Monday, August 3, 2015

Kawartha Komets,,,Much More Than Just Hockey

The following article was written by David Fisher with input from one of the Kawartha Komets parents and was published in the Peterborough Sports Express magazine.

Much has been written about the Kawartha Komets Special Needs Hockey Program. We have just completed our sixth season of play and 50 of our 60 players, their families and our coaches just returned from their Special Hockey International Tournament in Ottawa. Over $30,000 was raised in six months to cover tournament costs so that as many players as possible could enjoy the "tournament experience" at minimal personal cost

But there's much more to launching and operating a special needs hockey program than what you see on the ice. One of our Kawartha Komets' parents has captured the essence of our program, and I feel that her insights need to be widely shared.

"As a starting point, when kids and individuals do not have special needs they face significantly lower barriers in participating in "the community" - everything from school, to friendships, sports, art, music and drama. They have a greater sense of accomplishment and success which leads to greater self-esteem and more resilience. Many kids with disabilities have not experienced those successes but rather have experienced repeated failures. They often have few friendships, if any. I believe individuals with "invisible disabilities", such those on the Autism Spectrum and those with FASD (Fetal Alcohol Spectrum Disorder) have greater failures. If you have a visible disability, people "adjust" their expectations quickly.  They have a way of understanding that individual. If your disability is invisible (this includes mental health challenges, anxiety, depression, and personality disorders) people don't have a way to easily or as quickly understand that individual.

What makes it more challenging for invisible disabilities and for mental health challenges is that neurological issues and mental health issues are often manifested in challenging behaviours. Many kids are often described as having a "cloak of competence". People see them as more competent than they really are, hence higher expectations are placed on them, which often results in a failure to meet those expectations. Even those individuals with "normal IQ" often have significant functional disabilities.  These functional disabilities make navigating the complexities of life very challenging - everything from interpreting social cues to understanding money and time.

Family members and caregivers frequently try to help others understand their kids and their needs. Parents feel intense sadness when their kids struggle. We grieve over and over again for "what could have been".  Gaining more acceptance is the thinking that not only do parents grieve, but so do our children. Depending on their level of awareness, that grief can be profound, and for some kids, that can translate into depression. Many live with severe anxiety and depression every day.  

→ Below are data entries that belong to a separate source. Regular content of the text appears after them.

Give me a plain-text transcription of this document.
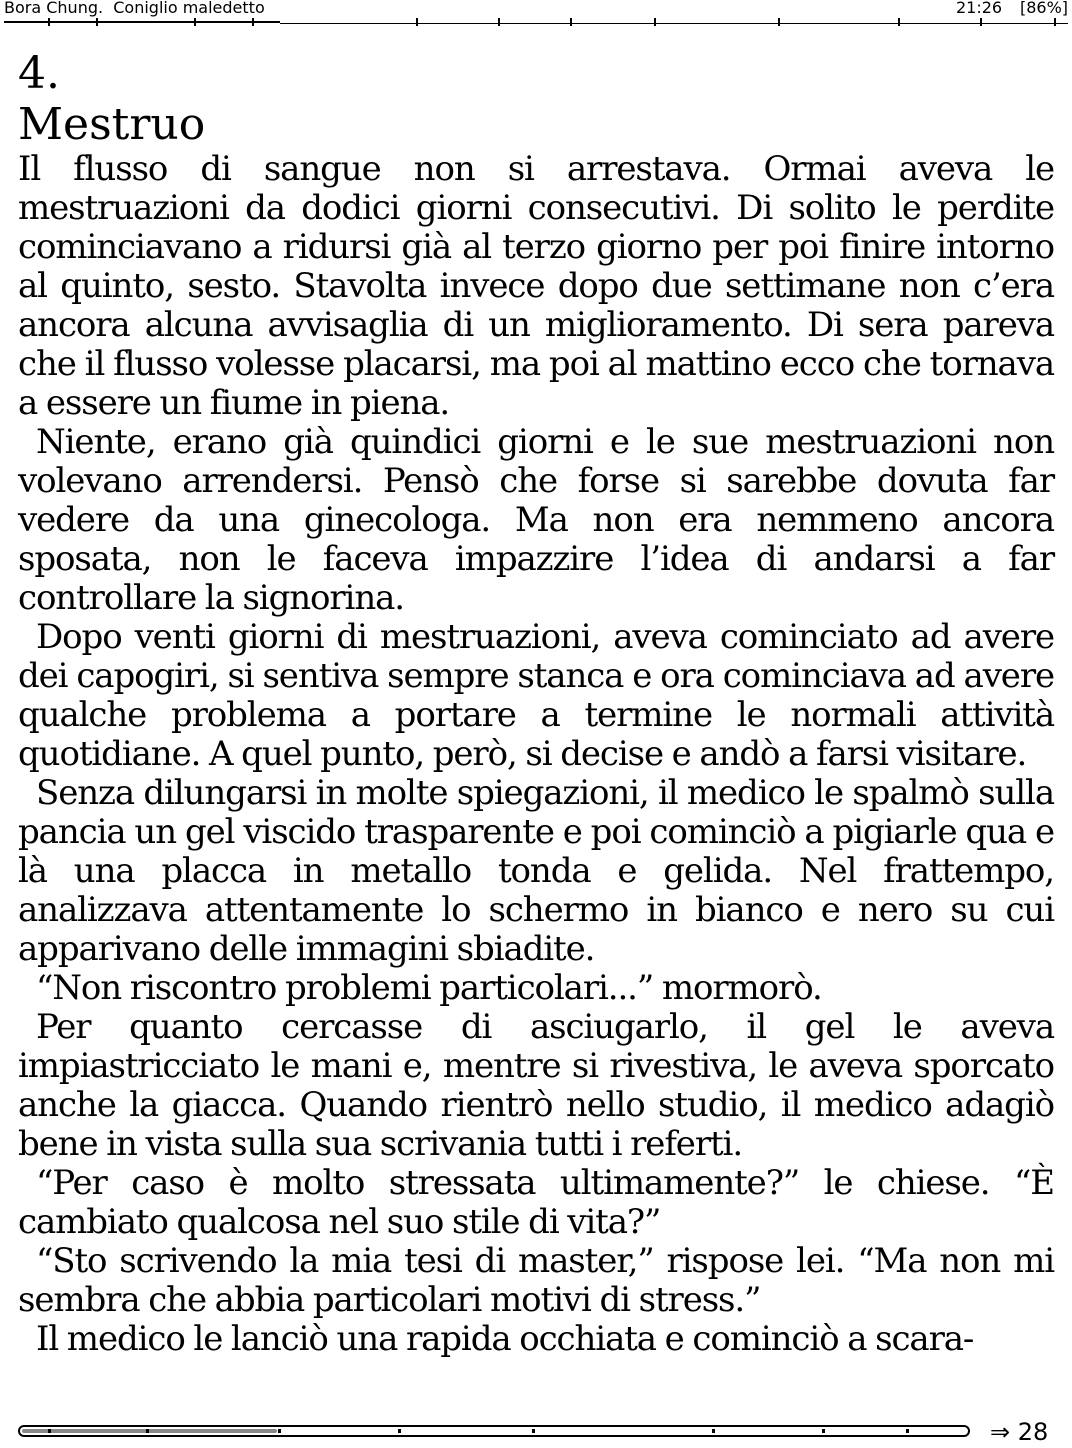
Bora Chung.  Coniglio maledetto	21:26 [86%]
4.
Mestruo

Il flusso di sangue non si arrestava. Ormai aveva le mestruazioni da dodici giorni consecutivi. Di solito le perdite cominciavano a ridursi già al terzo giorno per poi finire intorno al quinto, sesto. Stavolta invece dopo due settimane non c’era ancora alcuna avvisaglia di un miglioramento. Di sera pareva che il flusso volesse placarsi, ma poi al mattino ecco che tornava a essere un fiume in piena.

Niente, erano già quindici giorni e le sue mestruazioni non volevano arrendersi. Pensò che forse si sarebbe dovuta far vedere da una ginecologa. Ma non era nemmeno ancora sposata, non le faceva impazzire l’idea di andarsi a far controllare la signorina.

Dopo venti giorni di mestruazioni, aveva cominciato ad avere dei capogiri, si sentiva sempre stanca e ora cominciava ad avere qualche problema a portare a termine le normali attività quotidiane. A quel punto, però, si decise e andò a farsi visitare.

Senza dilungarsi in molte spiegazioni, il medico le spalmò sulla pancia un gel viscido trasparente e poi cominciò a pigiarle qua e là una placca in metallo tonda e gelida. Nel frattempo, analizzava attentamente lo schermo in bianco e nero su cui apparivano delle immagini sbiadite.

“Non riscontro problemi particolari...” mormorò.

Per quanto cercasse di asciugarlo, il gel le aveva impiastricciato le mani e, mentre si rivestiva, le aveva sporcato anche la giacca. Quando rientrò nello studio, il medico adagiò bene in vista sulla sua scrivania tutti i referti.

“Per caso è molto stressata ultimamente?” le chiese. “È cambiato qualcosa nel suo stile di vita?”

“Sto scrivendo la mia tesi di master,” rispose lei. “Ma non mi sembra che abbia particolari motivi di stress.”

Il medico le lanciò una rapida occhiata e cominciò a scara-

⇒ 28
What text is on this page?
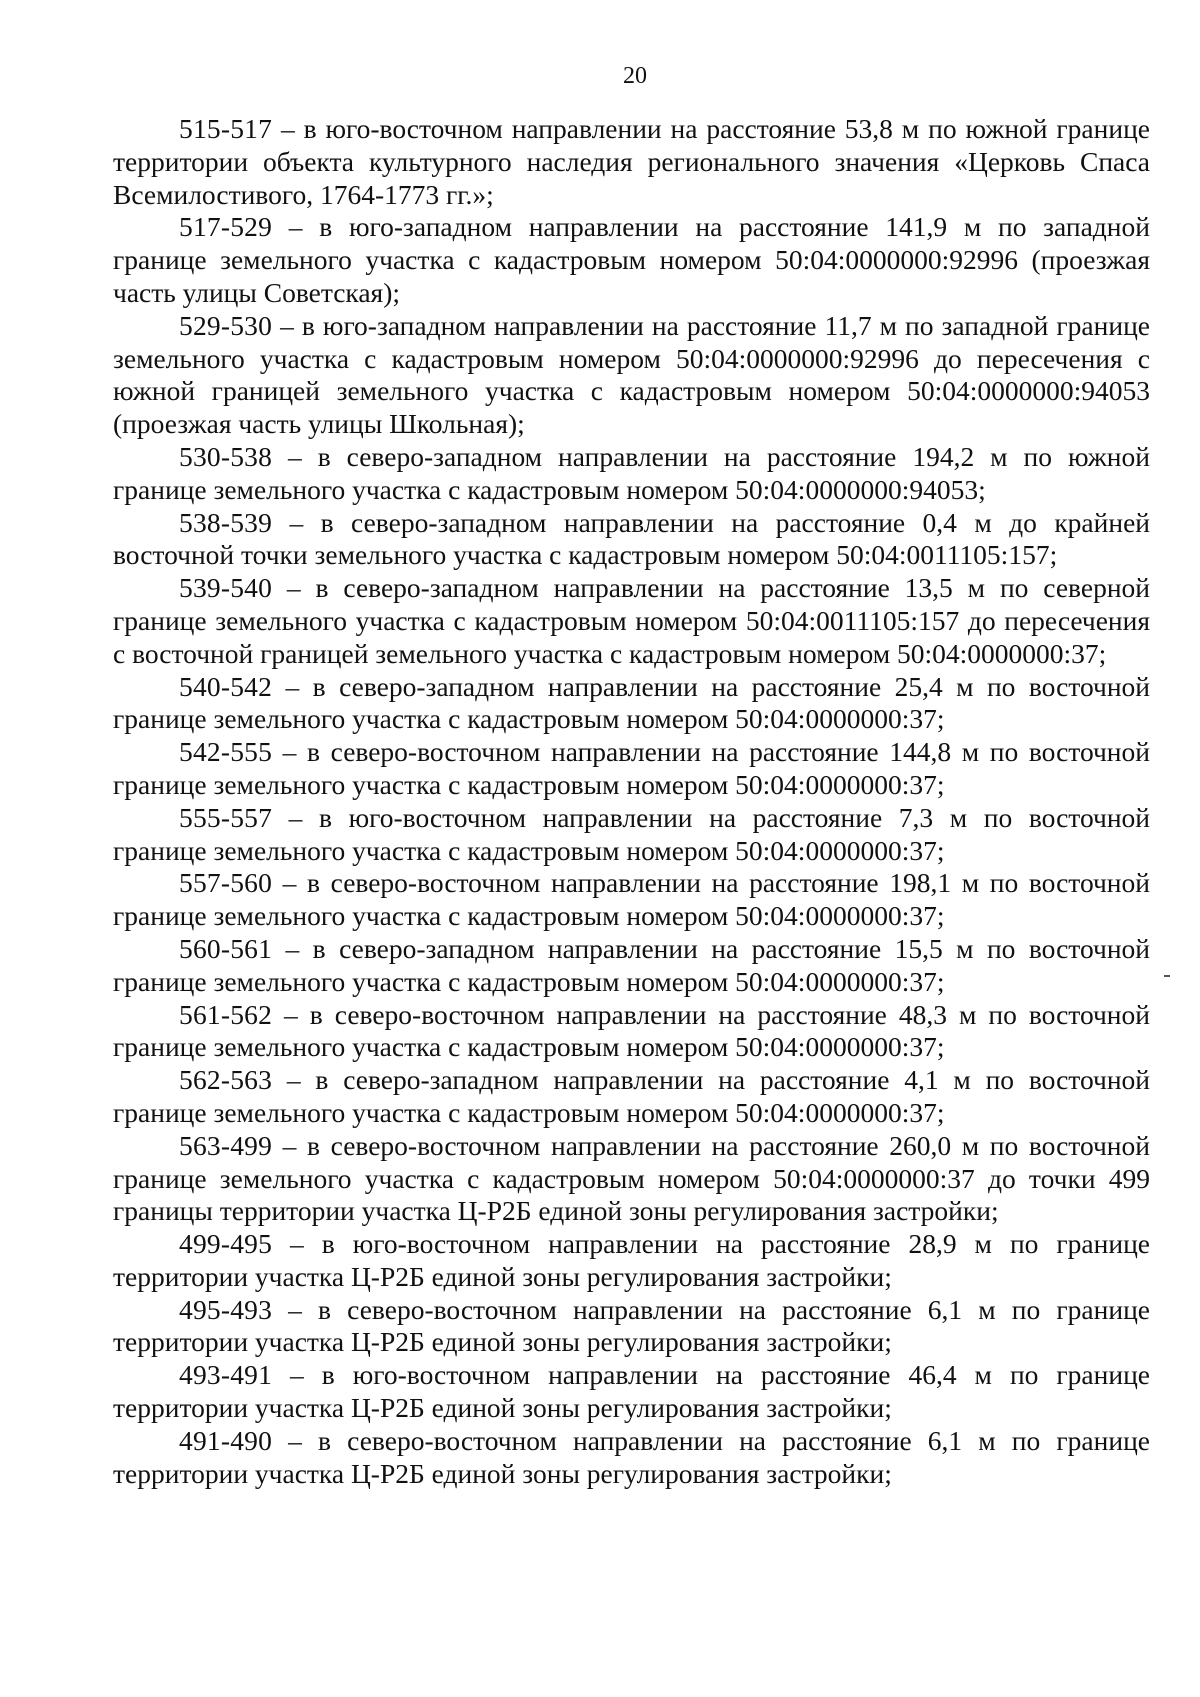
20

515-517 – в юго-восточном направлении на расстояние 53,8 м по южной границе территории объекта культурного наследия регионального значения «Церковь Спаса Всемилостивого, 1764-1773 гг.»;

517-529 – в юго-западном направлении на расстояние 141,9 м по западной границе земельного участка с кадастровым номером 50:04:0000000:92996 (проезжая часть улицы Советская);

529-530 – в юго-западном направлении на расстояние 11,7 м по западной границе земельного участка с кадастровым номером 50:04:0000000:92996 до пересечения с южной границей земельного участка с кадастровым номером 50:04:0000000:94053 (проезжая часть улицы Школьная);

530-538 – в северо-западном направлении на расстояние 194,2 м по южной границе земельного участка с кадастровым номером 50:04:0000000:94053;

538-539 – в северо-западном направлении на расстояние 0,4 м до крайней восточной точки земельного участка с кадастровым номером 50:04:0011105:157;

539-540 – в северо-западном направлении на расстояние 13,5 м по северной границе земельного участка с кадастровым номером 50:04:0011105:157 до пересечения с восточной границей земельного участка с кадастровым номером 50:04:0000000:37;

540-542 – в северо-западном направлении на расстояние 25,4 м по восточной границе земельного участка с кадастровым номером 50:04:0000000:37;

542-555 – в северо-восточном направлении на расстояние 144,8 м по восточной границе земельного участка с кадастровым номером 50:04:0000000:37;

555-557 – в юго-восточном направлении на расстояние 7,3 м по восточной границе земельного участка с кадастровым номером 50:04:0000000:37;

557-560 – в северо-восточном направлении на расстояние 198,1 м по восточной границе земельного участка с кадастровым номером 50:04:0000000:37;

560-561 – в северо-западном направлении на расстояние 15,5 м по восточной границе земельного участка с кадастровым номером 50:04:0000000:37;

561-562 – в северо-восточном направлении на расстояние 48,3 м по восточной границе земельного участка с кадастровым номером 50:04:0000000:37;

562-563 – в северо-западном направлении на расстояние 4,1 м по восточной границе земельного участка с кадастровым номером 50:04:0000000:37;

563-499 – в северо-восточном направлении на расстояние 260,0 м по восточной границе земельного участка с кадастровым номером 50:04:0000000:37 до точки 499 границы территории участка Ц-Р2Б единой зоны регулирования застройки;

499-495 – в юго-восточном направлении на расстояние 28,9 м по границе территории участка Ц-Р2Б единой зоны регулирования застройки;

495-493 – в северо-восточном направлении на расстояние 6,1 м по границе территории участка Ц-Р2Б единой зоны регулирования застройки;

493-491 – в юго-восточном направлении на расстояние 46,4 м по границе территории участка Ц-Р2Б единой зоны регулирования застройки;

491-490 – в северо-восточном направлении на расстояние 6,1 м по границе территории участка Ц-Р2Б единой зоны регулирования застройки;
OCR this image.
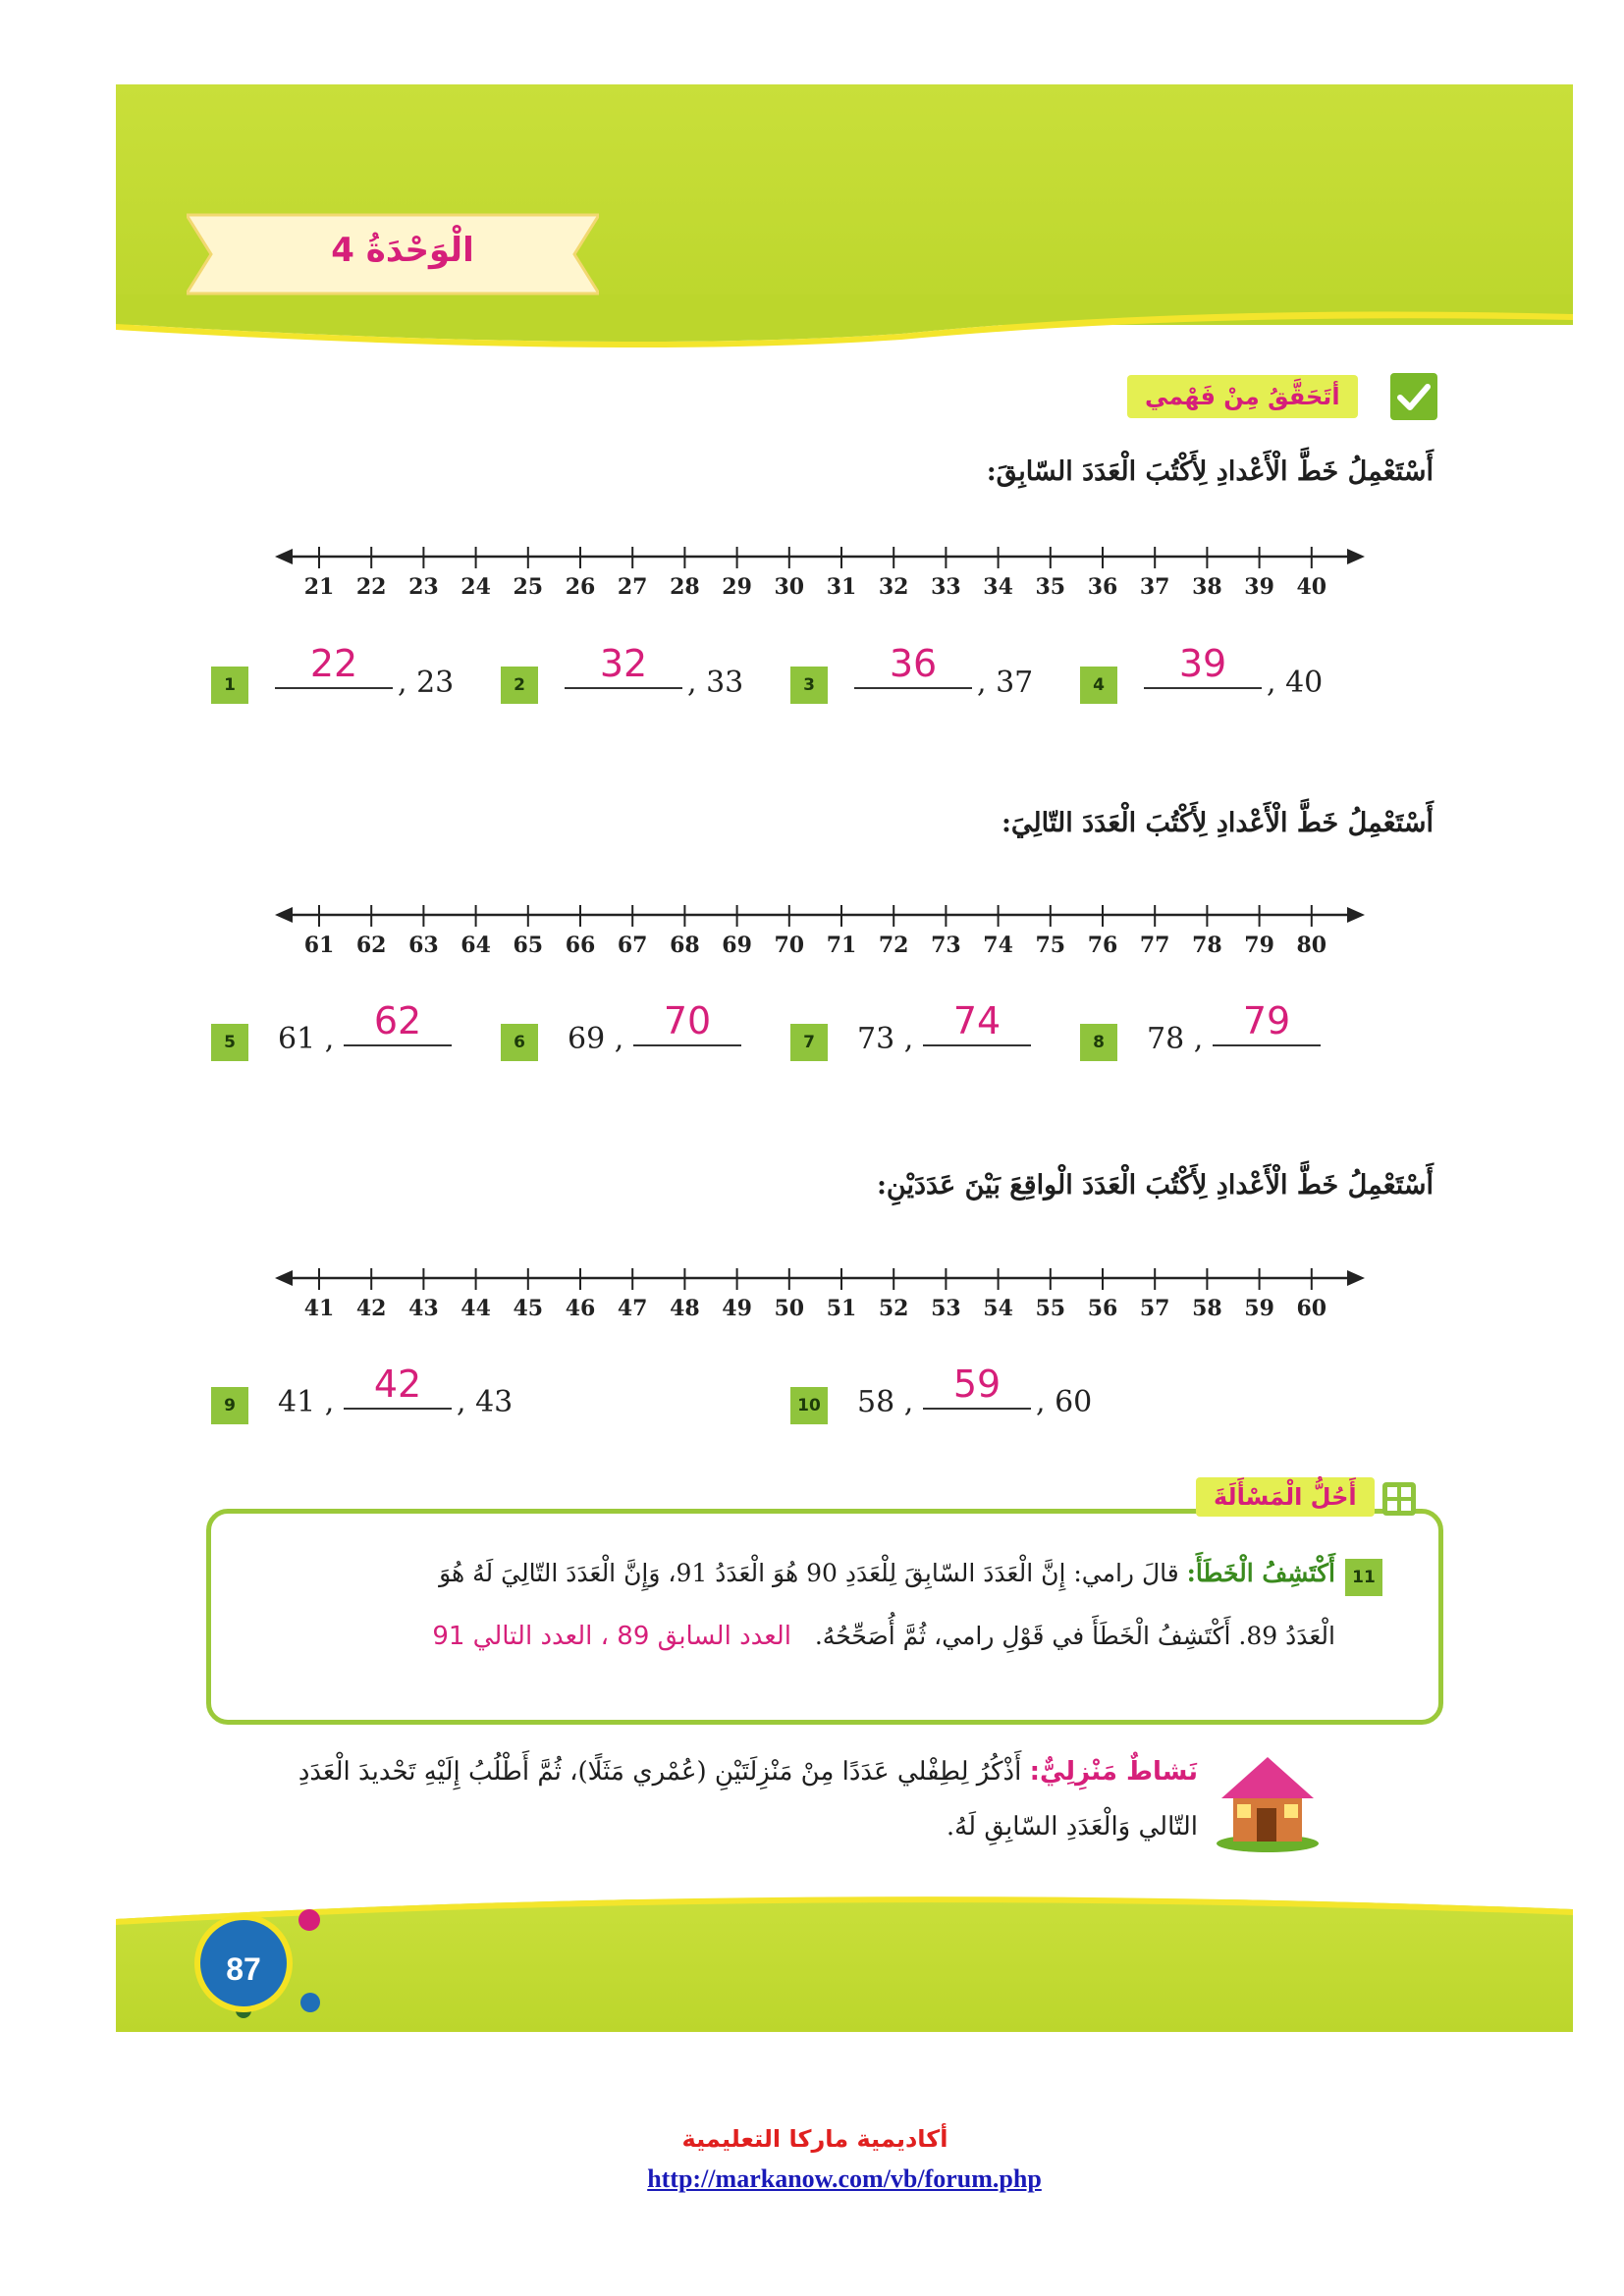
الْوَحْدَةُ 4
أتَحَقَّقُ مِنْ فَهْمي
أَسْتَعْمِلُ خَطَّ الْأَعْدادِ لِأَكْتُبَ الْعَدَدَ السّابِقَ:
21 22 23 24 25 26 27 28 29 30 31 32 33 34 35 36 37 38 39 40
1	22	, 23	2	32	, 33	3	36	, 37	4	39	, 40
أَسْتَعْمِلُ خَطَّ الْأَعْدادِ لِأَكْتُبَ الْعَدَدَ التّالِيَ:
61 62 63 64 65 66 67 68 69 70 71 72 73 74 75 76 77 78 79 80
5	61 ,	62	6	69 ,	70	7	73 ,	74	8	78 ,	79
أَسْتَعْمِلُ خَطَّ الْأَعْدادِ لِأَكْتُبَ الْعَدَدَ الْواقِعَ بَيْنَ عَدَدَيْنِ:
41 42 43 44 45 46 47 48 49 50 51 52 53 54 55 56 57 58 59 60
9	41 ,	42	, 43	10 58 ,	59	, 60
أَحُلُّ الْمَسْأَلَةَ
11
أَكْتَشِفُ الْخَطَأَ: قالَ رامي: إِنَّ الْعَدَدَ السّابِقَ لِلْعَدَدِ 90 هُوَ الْعَدَدُ 91، وَإِنَّ الْعَدَدَ التّالِيَ لَهُ هُوَ
الْعَدَدُ 89. أَكْتَشِفُ الْخَطَأَ في قَوْلِ رامي، ثُمَّ أُصَحِّحُهُ.   العدد السابق 89 ، العدد التالي 91
نَشاطٌ مَنْزِلِيٌّ: أَذْكُرُ لِطِفْلي عَدَدًا مِنْ مَنْزِلَتَيْنِ (عُمْري مَثَلًا)، ثُمَّ أَطْلُبُ إِلَيْهِ تَحْديدَ الْعَدَدِ
التّالي وَالْعَدَدِ السّابِقِ لَهُ.
87
أكاديمية ماركا التعليمية
http://markanow.com/vb/forum.php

For many of the families and players that come to the Kawartha Komets, it is much more than coming to play hockey. It is about coming to a place of acceptance, support, and understanding, a place where there might, hopefully, be friendships forged, and place where there is more tolerance for differences and less judgment of challenging behaviours. Hopefully it is a place to have fun and do something that they can take away and talk about with pride and a positive sense of accomplishment

When I go the rink on Saturdays I try to meet and have a real conversation with other parents and caregivers. I'm always amazed at the struggles they've had to deal with that week. For some, the situations they face every week just to navigate "life" are greater than the challenges other non-special-needs individuals face over years. Some parents have stated that if they had to get up every morning and face the world through their special needs child's abilities they would not get out of bed.  

Our son has never gotten up on a Saturday morning and not wanted to go and play hockey! It was different on other sports teams. His teammates did not have special needs. Each year we see less and less "acceptance" of our son on those teams; his disability is becoming more noticeable and his isolation from teammates greater.  This is the opposite of what happens when he arrives in the Komets dressing room!"

The Kawartha Komets "get it" and are blazing a trail to increased understanding of the unique needs of these incredible athletes.